June 17, 2021 at 4:15 am #9278KindaCannaParticipant
The time period of 2005-2010 was the inception of the CBD industry, as it is known today. This period of time in CBD research was when researchers began to become more enlightened as to the potential of CBD, THC and of other cannabinoids. The CBD industry was still mostly known and studied in terms of medical cannabis, until the next decade. But entrepreneurs and cannabis scholars worked harder at lending a scientific perspective to this rising interest in CBD and other cannabinoids. The reward and result were that more was learned about CBD between 2005 and 2010 than in any previous five year time period.
Augmenting prior research, there was a review in 2006 of available evidence that was sought out to more fully discern the antipsychotic and anti- schizophrenia potential of CBD. Cannabidiol appears to lessen the action of THC to induce psychosis. This effect was seen both in animal studies, and in clinical studies involving psychosis induced by ketamine.

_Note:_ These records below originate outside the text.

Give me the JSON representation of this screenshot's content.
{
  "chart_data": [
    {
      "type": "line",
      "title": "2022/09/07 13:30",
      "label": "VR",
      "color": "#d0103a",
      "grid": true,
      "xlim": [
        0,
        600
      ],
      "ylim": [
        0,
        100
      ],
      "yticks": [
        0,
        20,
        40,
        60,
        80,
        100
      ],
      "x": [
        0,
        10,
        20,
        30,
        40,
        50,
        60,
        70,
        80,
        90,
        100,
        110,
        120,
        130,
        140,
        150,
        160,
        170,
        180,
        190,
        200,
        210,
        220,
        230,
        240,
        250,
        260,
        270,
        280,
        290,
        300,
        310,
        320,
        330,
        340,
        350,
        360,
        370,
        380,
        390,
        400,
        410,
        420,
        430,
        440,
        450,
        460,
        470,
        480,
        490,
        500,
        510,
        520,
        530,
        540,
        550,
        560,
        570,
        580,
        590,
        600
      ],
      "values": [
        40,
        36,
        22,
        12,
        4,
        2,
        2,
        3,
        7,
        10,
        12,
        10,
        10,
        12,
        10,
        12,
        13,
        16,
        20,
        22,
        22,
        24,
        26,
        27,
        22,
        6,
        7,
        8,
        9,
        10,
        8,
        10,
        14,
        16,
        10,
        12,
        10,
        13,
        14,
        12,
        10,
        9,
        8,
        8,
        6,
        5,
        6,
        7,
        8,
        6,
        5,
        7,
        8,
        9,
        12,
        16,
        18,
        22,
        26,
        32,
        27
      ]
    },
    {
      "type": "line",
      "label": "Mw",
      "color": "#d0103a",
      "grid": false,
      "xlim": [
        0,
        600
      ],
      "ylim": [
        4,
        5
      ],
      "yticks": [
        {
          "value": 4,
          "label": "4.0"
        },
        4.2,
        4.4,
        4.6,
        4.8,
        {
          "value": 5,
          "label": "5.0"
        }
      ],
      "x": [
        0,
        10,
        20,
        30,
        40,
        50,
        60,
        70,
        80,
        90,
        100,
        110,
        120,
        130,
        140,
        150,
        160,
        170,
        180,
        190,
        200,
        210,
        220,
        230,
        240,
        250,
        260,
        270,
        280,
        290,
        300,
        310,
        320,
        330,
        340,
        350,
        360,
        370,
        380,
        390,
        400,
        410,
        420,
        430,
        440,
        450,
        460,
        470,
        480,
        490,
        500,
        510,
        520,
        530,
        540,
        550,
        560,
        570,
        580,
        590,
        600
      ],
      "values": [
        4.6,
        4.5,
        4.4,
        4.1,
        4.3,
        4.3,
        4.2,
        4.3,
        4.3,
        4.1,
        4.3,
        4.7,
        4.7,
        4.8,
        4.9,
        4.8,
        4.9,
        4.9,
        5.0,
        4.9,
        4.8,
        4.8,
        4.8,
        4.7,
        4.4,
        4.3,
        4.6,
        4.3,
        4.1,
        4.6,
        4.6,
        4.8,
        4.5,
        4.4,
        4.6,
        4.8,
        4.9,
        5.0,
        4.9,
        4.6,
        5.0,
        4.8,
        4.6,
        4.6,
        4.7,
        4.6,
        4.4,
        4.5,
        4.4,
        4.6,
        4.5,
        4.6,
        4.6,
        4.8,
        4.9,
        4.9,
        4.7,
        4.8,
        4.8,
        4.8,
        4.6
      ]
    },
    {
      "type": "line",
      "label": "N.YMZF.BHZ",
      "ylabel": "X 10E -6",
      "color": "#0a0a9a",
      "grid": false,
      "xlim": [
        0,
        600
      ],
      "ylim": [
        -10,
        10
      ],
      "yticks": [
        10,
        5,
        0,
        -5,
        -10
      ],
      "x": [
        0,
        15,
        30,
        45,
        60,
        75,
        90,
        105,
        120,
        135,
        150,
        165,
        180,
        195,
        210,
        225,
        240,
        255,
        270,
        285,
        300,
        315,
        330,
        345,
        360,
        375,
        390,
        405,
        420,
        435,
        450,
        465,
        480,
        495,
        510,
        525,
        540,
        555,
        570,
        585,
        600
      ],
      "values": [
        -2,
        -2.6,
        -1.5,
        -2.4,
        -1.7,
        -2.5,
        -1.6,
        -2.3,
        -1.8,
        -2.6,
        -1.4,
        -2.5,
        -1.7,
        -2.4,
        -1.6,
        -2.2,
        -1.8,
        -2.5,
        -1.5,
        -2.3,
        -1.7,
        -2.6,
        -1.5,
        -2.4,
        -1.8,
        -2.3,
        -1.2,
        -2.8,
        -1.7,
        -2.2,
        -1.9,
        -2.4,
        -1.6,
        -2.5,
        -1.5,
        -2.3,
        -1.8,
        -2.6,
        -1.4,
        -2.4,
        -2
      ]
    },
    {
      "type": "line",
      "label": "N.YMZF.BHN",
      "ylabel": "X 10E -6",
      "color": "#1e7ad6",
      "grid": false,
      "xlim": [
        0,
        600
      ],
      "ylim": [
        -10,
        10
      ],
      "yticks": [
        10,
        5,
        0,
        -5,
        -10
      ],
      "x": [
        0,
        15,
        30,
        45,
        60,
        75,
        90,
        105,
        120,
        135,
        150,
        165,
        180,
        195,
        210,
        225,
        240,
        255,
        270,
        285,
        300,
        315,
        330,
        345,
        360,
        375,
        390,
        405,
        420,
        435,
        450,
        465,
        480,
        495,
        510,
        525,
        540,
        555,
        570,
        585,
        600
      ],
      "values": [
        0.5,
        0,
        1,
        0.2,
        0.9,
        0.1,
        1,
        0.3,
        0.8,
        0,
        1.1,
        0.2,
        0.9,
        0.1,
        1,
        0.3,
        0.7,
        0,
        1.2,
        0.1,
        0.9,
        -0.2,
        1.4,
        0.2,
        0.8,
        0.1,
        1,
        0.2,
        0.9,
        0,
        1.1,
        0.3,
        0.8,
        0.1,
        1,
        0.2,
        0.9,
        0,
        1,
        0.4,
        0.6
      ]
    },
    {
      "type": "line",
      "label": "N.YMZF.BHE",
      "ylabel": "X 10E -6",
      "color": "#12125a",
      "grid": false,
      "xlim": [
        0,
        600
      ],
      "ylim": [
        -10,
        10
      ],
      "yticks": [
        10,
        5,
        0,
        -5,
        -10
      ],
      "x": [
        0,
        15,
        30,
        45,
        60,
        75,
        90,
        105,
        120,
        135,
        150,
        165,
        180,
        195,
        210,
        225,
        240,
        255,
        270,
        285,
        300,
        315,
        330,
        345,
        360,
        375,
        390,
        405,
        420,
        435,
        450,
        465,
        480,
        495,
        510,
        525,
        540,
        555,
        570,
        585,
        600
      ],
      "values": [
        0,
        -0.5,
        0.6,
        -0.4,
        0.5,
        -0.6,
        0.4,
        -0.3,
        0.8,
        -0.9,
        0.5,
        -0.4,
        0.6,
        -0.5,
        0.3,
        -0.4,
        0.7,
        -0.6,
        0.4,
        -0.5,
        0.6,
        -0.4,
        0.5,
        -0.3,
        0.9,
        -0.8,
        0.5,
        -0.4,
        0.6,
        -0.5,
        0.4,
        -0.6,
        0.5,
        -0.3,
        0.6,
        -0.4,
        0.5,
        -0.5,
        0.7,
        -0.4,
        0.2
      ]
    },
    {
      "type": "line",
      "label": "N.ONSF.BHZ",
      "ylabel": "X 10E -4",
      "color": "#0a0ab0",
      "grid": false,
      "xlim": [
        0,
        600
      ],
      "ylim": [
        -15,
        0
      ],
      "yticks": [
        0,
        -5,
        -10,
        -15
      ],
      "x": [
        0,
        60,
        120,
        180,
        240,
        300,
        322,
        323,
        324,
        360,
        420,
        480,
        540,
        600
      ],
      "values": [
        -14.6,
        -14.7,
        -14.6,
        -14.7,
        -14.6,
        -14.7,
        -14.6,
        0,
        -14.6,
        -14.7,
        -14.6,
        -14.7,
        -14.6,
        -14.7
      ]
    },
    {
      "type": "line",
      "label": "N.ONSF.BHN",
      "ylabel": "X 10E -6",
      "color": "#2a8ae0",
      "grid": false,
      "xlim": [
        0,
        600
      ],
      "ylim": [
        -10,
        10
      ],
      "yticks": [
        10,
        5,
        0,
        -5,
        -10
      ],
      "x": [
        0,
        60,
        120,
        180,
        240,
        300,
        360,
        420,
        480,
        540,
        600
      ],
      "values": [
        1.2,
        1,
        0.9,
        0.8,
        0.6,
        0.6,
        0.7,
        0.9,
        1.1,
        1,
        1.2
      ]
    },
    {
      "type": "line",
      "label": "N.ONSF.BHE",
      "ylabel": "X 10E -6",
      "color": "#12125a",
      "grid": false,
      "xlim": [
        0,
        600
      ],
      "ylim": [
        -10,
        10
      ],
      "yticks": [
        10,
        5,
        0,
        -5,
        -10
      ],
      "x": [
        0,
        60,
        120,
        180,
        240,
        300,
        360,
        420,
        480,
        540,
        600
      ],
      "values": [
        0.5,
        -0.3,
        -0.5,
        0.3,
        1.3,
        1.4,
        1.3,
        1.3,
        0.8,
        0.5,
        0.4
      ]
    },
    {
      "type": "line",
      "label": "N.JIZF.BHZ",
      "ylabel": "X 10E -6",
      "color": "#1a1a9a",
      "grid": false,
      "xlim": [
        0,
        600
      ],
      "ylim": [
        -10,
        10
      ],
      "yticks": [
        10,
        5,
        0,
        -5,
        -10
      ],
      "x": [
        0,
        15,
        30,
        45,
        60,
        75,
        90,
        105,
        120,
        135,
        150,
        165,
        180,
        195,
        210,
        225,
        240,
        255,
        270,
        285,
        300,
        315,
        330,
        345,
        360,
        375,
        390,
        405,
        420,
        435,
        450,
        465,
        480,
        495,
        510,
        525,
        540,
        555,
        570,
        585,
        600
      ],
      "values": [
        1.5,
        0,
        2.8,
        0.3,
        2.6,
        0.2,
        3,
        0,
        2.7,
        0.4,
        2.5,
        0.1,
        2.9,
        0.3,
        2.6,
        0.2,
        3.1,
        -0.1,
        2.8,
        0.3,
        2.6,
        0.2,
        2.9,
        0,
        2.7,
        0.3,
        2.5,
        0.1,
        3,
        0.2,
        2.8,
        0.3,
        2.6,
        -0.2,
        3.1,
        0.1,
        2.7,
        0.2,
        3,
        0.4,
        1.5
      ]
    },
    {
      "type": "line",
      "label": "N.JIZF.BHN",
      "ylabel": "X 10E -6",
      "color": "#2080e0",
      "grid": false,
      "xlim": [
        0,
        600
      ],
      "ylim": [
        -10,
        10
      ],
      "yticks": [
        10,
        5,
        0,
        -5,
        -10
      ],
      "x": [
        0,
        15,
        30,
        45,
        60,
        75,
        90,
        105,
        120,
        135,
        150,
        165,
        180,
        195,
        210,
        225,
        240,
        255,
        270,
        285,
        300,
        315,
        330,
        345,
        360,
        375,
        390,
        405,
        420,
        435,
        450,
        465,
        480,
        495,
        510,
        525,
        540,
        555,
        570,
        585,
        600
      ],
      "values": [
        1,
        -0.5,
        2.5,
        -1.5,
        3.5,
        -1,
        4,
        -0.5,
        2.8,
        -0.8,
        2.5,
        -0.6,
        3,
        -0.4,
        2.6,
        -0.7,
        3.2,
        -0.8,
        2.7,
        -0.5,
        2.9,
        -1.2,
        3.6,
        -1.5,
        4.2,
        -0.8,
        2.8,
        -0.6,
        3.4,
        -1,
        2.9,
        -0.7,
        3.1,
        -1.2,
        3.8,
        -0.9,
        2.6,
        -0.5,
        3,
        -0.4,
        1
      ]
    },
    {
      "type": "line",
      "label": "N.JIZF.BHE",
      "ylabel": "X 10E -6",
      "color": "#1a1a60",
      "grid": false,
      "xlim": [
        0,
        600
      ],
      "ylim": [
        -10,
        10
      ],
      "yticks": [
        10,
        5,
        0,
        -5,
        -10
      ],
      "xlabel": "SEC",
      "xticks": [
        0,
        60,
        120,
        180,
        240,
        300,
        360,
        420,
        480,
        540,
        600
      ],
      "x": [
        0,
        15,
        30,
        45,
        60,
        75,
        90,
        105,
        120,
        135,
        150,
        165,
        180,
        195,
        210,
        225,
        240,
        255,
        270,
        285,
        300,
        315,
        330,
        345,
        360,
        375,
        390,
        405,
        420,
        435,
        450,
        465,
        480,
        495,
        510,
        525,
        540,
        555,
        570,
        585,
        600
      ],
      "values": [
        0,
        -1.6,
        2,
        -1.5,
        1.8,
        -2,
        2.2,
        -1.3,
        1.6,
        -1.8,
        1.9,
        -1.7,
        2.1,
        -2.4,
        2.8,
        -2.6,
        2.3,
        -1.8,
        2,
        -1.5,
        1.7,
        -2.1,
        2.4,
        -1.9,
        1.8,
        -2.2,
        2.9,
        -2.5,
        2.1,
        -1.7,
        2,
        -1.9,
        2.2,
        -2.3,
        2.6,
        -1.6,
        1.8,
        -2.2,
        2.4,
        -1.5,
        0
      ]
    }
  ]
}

Case studies of schizophrenic patients were conducted in which the patients were given CBD. In addition, a preliminary study of a controlled trial comparing CBD with an atypical antipsychotic medication, have shown that CBD can be a safe and well tolerated treatment for schizophrenia. Future studies on the use of CBD in other psychotic conditions, in addition to schizophrenia, in which CBD is used comparatively with traditional, atypical antipsychotic medication, are indicated.June 18, 2021 at 4:34 am #9282DanielleModerator
Building upon earlier research in the area of how cannabidiol can alleviate psychotic symptoms in schizophrenia, researchers in another study focused on identifying specific pathways in the brain, on how this is achieved. The scientists wished to identify the exact mechanisms which are responsible for the impact of CBD on certain types of psychosis, as are exhibited in schizophrenia. The result was that the researchers concluded that CBD regulated concentrations of a neurochemical called anandamide. This is an important neurotransmitter that promotes feelings of bliss or happiness. Therefore, in addition to the study of how this chemical impacts the treatment of schizophrenia, researchers are also interested in how the relationship between CBD and anandamide may be important in other areas of psychology, as well.
Anandamide is an endocannabinoid for which cannabidiol can inhibit the rate at which it is broken down, or degraded. Even though cannabidiol is a component of the cannabis plant which does not activate cannabinoid receptors, CBD at increased levels in the brain and in spinal fluid can increase the levels of anandamide, and decrease psychotic symptoms. This mechanism of enhanced signaling of anandamide leads to a lower rate of transition, or to a delayed transition, from symptoms occurring before a more severe psychotic episode.
The approach taken to show how anandamide delayed the more severe symptoms of psychosis was performed in a double-blind, randomized clinical trial of CBD, as compared with a potent antipsychotic agent, called amisulpride. These were administered during acute psychotic episodes to evaluate the clinical relevance to the researchers’ initial findings. Both treatments, with amisulpride and CBD, were found to be safe, and led to marked improvement. Cannabidiol displayed a noticeably superior profile regarding side effects. The treatment with the CBD also elevated the levels of serum anandamide in the brain, and this effect led to significant clinical improvement of symptoms. Overall, the method by which the anandamide is prevented from being broken down by the CBD may contribute to its antipsychotic properties. This is a new mechanism by which to treat schizophrenia.